Friday, September 08, 2017

Slowdive, Vaadat Charigim live at Barby, Tel Aviv

It's appropriate that this is likely my last non-(cool) Dad gig.  Shoegaze was the genre that should have been a passing fad like so many other 80's and 90's rock-based microgenres.  Yet it somehow stuck around thanks to a small number of passionately devoted fans (half of which formed their shoegazing bands, or so it might seem).  Much like the West Coast psychedelia scene of the late 60's, the bands were relative footnotes in the grand scheme of rock at the time and flamed out quickly, but became counterculture, forever cool touchstones -- especially once their fans grew up to be music critics and couldn't stop writing about them.  Now we're the crusty stoners in our 40's who can't get enough of the music we grew up with.  Are there any new shoegaze fans jumping on ship during the past few years.  Based on the look of the crowd in the Barby, it seems not.

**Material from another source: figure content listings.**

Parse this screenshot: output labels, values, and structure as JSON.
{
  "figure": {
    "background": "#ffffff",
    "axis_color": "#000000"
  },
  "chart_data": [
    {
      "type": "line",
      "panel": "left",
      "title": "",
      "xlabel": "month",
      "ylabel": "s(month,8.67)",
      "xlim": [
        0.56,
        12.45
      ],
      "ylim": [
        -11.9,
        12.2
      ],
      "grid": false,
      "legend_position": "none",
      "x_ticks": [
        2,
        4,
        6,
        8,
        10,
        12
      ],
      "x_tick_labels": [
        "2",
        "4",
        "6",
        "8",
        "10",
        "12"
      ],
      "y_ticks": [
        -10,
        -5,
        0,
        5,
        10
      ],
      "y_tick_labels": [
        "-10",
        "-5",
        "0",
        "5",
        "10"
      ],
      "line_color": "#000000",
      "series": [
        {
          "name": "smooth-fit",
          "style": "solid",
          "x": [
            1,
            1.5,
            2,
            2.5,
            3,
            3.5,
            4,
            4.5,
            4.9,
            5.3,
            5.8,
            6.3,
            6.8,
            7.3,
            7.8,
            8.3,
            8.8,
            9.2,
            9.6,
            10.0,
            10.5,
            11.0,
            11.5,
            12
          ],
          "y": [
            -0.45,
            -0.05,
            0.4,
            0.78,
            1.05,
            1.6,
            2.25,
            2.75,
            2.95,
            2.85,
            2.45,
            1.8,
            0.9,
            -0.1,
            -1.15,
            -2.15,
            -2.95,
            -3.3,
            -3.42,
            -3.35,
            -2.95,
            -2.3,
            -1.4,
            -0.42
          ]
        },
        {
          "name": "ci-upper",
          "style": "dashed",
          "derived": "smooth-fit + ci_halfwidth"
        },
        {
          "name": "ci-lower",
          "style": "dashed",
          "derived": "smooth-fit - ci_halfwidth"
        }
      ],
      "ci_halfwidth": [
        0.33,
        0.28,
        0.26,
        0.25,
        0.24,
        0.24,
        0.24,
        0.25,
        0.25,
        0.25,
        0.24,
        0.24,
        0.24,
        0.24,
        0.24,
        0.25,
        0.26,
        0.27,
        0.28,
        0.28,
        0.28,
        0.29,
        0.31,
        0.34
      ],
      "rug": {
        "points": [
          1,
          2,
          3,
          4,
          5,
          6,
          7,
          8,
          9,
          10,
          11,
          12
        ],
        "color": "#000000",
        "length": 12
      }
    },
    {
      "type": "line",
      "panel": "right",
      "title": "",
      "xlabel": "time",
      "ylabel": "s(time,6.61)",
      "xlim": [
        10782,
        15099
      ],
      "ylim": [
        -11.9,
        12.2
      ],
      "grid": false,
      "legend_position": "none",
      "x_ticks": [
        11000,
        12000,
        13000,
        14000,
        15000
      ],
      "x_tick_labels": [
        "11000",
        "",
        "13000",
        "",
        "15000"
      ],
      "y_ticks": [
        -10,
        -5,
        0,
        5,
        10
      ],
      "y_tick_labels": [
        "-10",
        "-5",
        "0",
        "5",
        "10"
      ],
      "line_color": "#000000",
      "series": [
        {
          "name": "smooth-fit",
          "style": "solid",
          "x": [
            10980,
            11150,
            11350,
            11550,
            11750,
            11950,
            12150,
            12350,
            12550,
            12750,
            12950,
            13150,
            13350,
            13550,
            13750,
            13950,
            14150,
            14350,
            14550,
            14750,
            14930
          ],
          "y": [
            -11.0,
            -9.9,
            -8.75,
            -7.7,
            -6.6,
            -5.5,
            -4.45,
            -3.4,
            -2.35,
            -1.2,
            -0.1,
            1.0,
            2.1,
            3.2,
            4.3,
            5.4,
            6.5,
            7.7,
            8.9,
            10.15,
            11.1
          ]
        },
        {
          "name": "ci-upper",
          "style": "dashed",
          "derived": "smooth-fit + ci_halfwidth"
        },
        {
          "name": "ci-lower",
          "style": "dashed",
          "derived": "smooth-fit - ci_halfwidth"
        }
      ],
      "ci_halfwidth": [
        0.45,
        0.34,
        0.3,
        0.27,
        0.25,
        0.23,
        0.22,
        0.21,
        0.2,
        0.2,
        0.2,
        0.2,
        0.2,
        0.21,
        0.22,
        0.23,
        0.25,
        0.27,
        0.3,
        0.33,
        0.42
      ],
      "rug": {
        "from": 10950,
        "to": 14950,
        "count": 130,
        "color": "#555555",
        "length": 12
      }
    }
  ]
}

But at the very least, Vaadat Charigim won themselves at least one new fan (me).  They may be the best rock band in Israel.  These guys just get it.  Formed only five years, they look like grizzled fans who finally said fuck it and decided to go for it and form the shoegaze band they'd always dreamed of forming after letting life get in the way for far too many years.  Their music is like the Spirit of '88 MBV with the tempos slowed down by 25%, full of searing transitions and loaded with pop hooks.

The first wave of shoegaze largely passed me by at the time.  I knew about the bands but wasn't a big fan and hardly owned any records until years later.  I didn't see any of them live either -- until now.  Yes, this was my (depending on how you'd classify bands like Catherine Wheel) *first* "first wave" shoegazing gig.  

Two things about Slowdive, who are still magnificent after all these years.  First, the new songs are great and fit it seamlessly with the old ones.  Someone new to their music who dropped in on this show would be hard pressed, I think, to tell the old and new songs apart based on style and even based on crowd reactions.  Second, the gig was mellow.  Really mellow.  So mellow that after 20 years, the overlap between Slowdive and Mojave 3 was finally revealed to me in perfect clarity.  Slowdive on this night were Mojave 3 with mountains of reverb (which to be fair, is exactly what I always wanted out of Mojave 3 ... I even saw them live once in the blind hope that they might become that live).  Everything from the smooth, laid back tempos to the twangy guitars (encased in feedback and reverb) to Neil Halstead's trucker hat was dedicated to providing listeners with the alt-country experience at a much higher volume.